На крошечной танцплощадке под нашими ногами пары, едва держась на ногах, изображали жгучую страсть. Когда мы закончили — Заур в картинном изнеможении, я аккордом из трех пальцев — все захлопали, а Дина подошла к сцене. Я спрыгнул, и она поцеловала меня в щеку прохладными губами.
— Вы здесь каждый вечер, а днем? — спросила Дина. В наше время инициатива во всем переходит к женщинам. Или я старею.
— Сначала отсыпаюсь, а потом иду к морю.
— Я тоже.
Мы договорились пойти завтра в Тихую бухту в двух километрах отсюда. А Вася? Она махнула рукой. Это дела Марии. Так я узнал, что Мася — на самом деле Мария. Я спросил о погибшем. Дина ответила, что это был несчастный случай — парень хотел собрать рапаны, нырнул и больше не вынырнул. Когда напарник его вытащил, было уже поздно. Да, сказал я, такое бывает.
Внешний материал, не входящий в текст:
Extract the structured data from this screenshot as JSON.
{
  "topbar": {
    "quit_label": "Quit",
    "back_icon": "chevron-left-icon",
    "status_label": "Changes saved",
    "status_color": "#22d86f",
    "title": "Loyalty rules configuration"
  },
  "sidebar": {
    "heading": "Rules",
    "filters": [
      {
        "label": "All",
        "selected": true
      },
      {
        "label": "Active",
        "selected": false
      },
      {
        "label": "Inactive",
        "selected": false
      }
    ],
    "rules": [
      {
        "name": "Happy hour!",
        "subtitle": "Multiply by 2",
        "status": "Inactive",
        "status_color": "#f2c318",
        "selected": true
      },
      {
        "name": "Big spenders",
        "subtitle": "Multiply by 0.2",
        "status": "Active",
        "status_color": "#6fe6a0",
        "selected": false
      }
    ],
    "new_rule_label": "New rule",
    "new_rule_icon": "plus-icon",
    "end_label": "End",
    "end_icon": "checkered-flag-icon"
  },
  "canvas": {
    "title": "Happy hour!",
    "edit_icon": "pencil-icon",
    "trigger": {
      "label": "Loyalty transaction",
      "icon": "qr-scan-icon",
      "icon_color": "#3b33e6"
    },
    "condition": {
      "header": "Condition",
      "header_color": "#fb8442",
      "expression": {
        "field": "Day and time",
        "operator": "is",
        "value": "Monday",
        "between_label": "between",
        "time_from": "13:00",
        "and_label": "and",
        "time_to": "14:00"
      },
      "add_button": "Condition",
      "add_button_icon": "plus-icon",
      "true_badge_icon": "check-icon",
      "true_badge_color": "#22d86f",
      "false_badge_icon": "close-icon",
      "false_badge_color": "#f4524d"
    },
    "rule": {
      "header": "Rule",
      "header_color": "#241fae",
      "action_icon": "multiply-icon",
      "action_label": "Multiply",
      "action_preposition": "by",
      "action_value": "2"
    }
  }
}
В эту ночь мы снова играли почти до рассвета, смахивая деньги в футляр саксофона. Девушки несколько раз выходили танцевать. Смуглая Мария двигалась резко, порывисто, лицо ее дышало огнем. Дина струилась, закрыв глаза. Вася был сумрачен и трезв.
Под утро я снова встретил их на берегу. Мария погрузилась в пучину, как тонущий собор — контрфорсы бедер, купола грудей — и рассекла розовеющее зеркало кролем. Дина нырнула и долго не показывалась. Я досчитал до сорока семи, когда она вынырнула и поплыла навстречу встающему солнцу странным стилем. Мне показалось, что она в ластах.